One key question that arises is the allocation of the new tax revenue. Currently, Social Security benefits are funded by payroll taxes and interest on Treasury bonds. When the income from payroll taxes exceeds benefit payments, the excess effectively funds other government operations. Conversely, when benefits exceed this income, the government must rely on general tax revenues or borrow more to cover the shortfall. Biggs and Munnell's proposal would increase federal general fund revenues by repealing the tax subsidy. However, using this revenue to strengthen Social Security means it would not be available to reduce the deficit, which could further increase national savings.

Additionally, altering Social Security's funding structure to rely more explicitly on general tax revenues would challenge the program's longstanding design as a social insurance system. Since its inception, Social Security has been perceived as a program where workers contribute through the payroll tax and receive benefits as a return on their contributions. While the reality is that benefits are mostly paid by taxes collected from younger workers, maintaining this perception has provided a level of protection against political interference. Explicitly using general tax revenues to fund Social Security might blur the lines between social insurance and other government spending programs, potentially subjecting it to greater political volatility.

Lastly, the proposal would buy Congress time to develop a more permanent solution to Social Security's funding problem. However, there is a concern that with more time, Congress may not act decisively and the issue could persist, exacerbating both the federal deficit and the challenges posed by an aging population.
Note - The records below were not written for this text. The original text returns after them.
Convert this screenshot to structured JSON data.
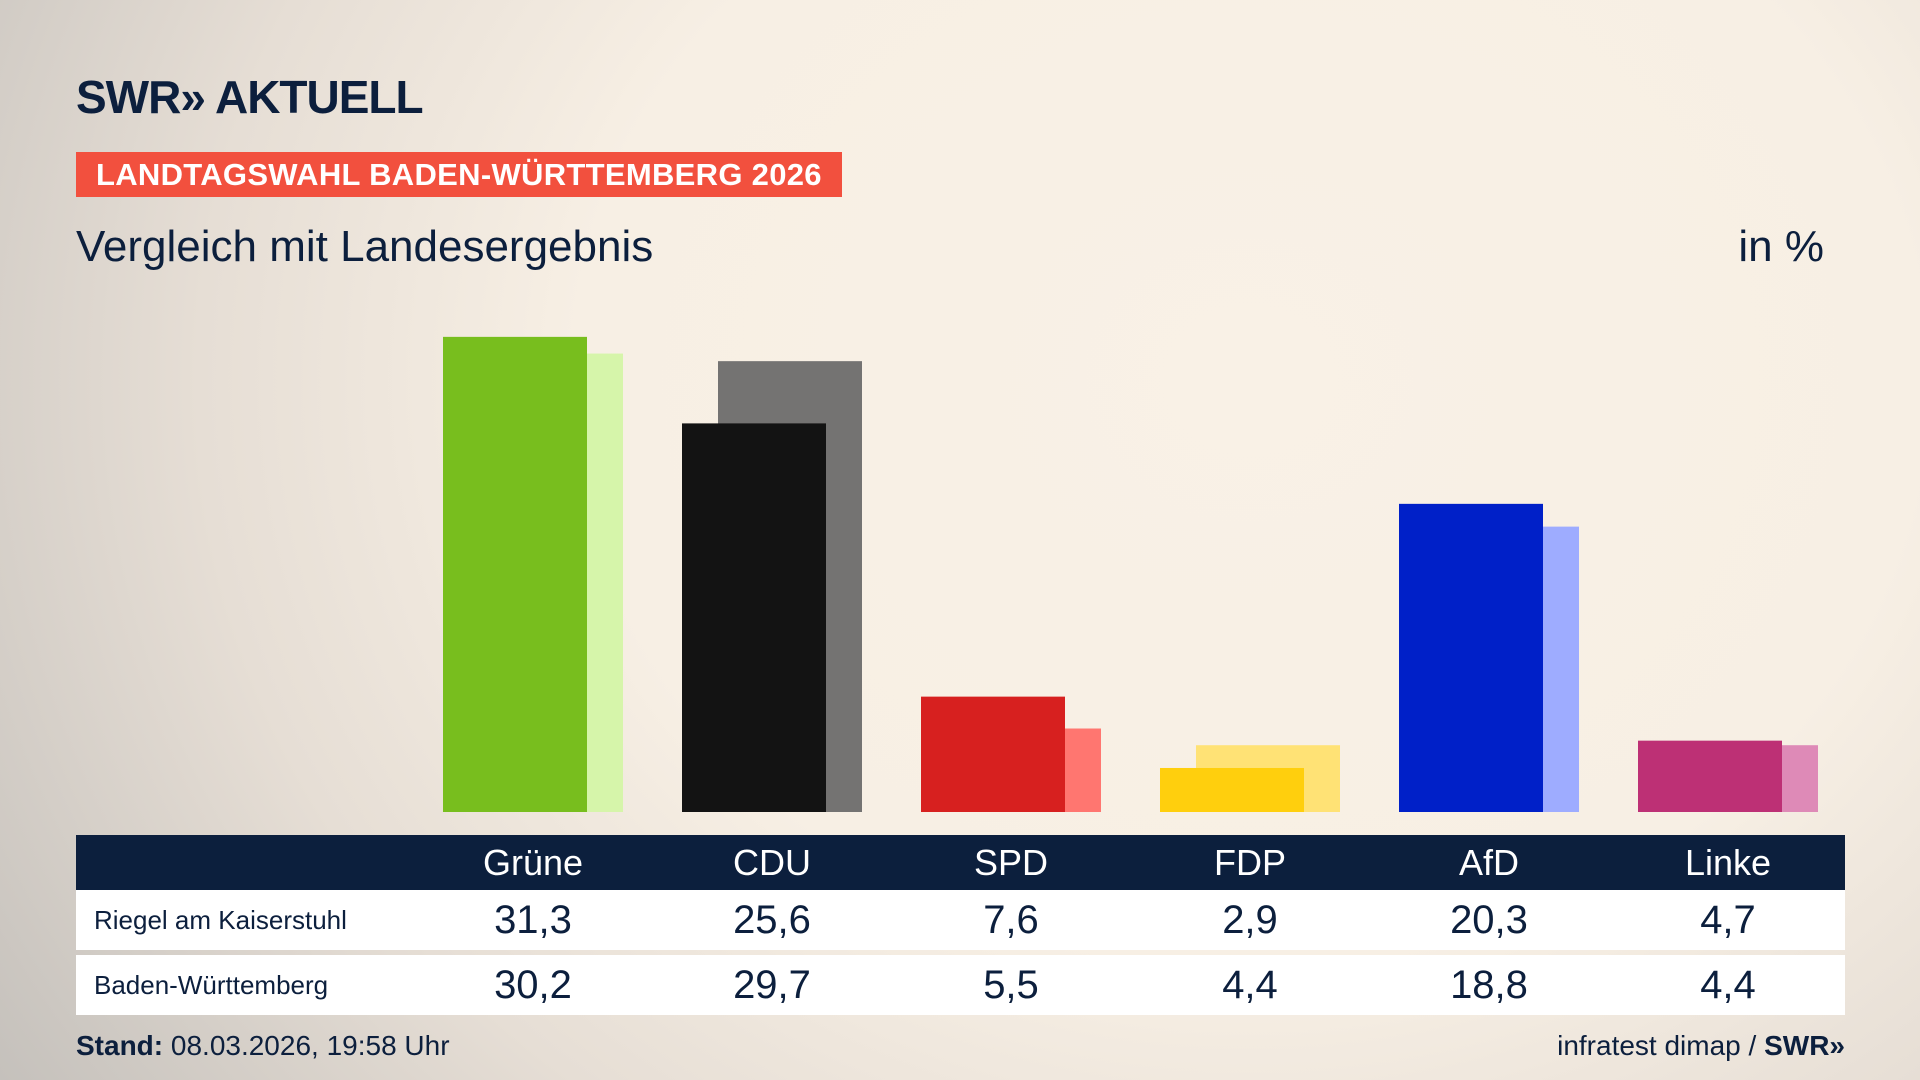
{
  "header": {
    "logo": "SWR» AKTUELL",
    "banner": "LANDTAGSWAHL BADEN-WÜRTTEMBERG 2026",
    "subtitle": "Vergleich mit Landesergebnis",
    "unit": "in %"
  },
  "chart_data": {
    "type": "bar",
    "categories": [
      "Grüne",
      "CDU",
      "SPD",
      "FDP",
      "AfD",
      "Linke"
    ],
    "series": [
      {
        "name": "Riegel am Kaiserstuhl",
        "values": [
          31.3,
          25.6,
          7.6,
          2.9,
          20.3,
          4.7
        ],
        "display": [
          "31,3",
          "25,6",
          "7,6",
          "2,9",
          "20,3",
          "4,7"
        ]
      },
      {
        "name": "Baden-Württemberg",
        "values": [
          30.2,
          29.7,
          5.5,
          4.4,
          18.8,
          4.4
        ],
        "display": [
          "30,2",
          "29,7",
          "5,5",
          "4,4",
          "18,8",
          "4,4"
        ]
      }
    ],
    "colors": {
      "primary": [
        "#78be1e",
        "#131313",
        "#d7201f",
        "#ffcf0d",
        "#0020c8",
        "#bd3075"
      ],
      "secondary": [
        "#d6f5aa",
        "#747372",
        "#ff7670",
        "#ffe275",
        "#9eacff",
        "#de8ab7"
      ]
    },
    "ylim": [
      0,
      35
    ],
    "grid": false
  },
  "footer": {
    "stand_label": "Stand:",
    "stand_value": "08.03.2026, 19:58 Uhr",
    "source": "infratest dimap /",
    "source_logo": "SWR»"
  }
}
In summary, addressing the funding shortfall of the Social Security retirement program requires innovative thinking. The proposal put forth by Andrew Biggs and Alicia Munnell offers a progressive alternative to raising payroll taxes. By reallocating tax subsidies for retirement savings to strengthen Social Security, the proposal aims to preserve benefits for low- and moderate-earners while allowing for necessary structural reforms. Nonetheless, it is essential to carefully consider the potential consequences of this approach, such as the impact on employer-sponsored retirement plans and the shift in investment strategy. Ultimately, finding a lasting solution to the challenges facing Social Security will require comprehensive and thoughtful consideration.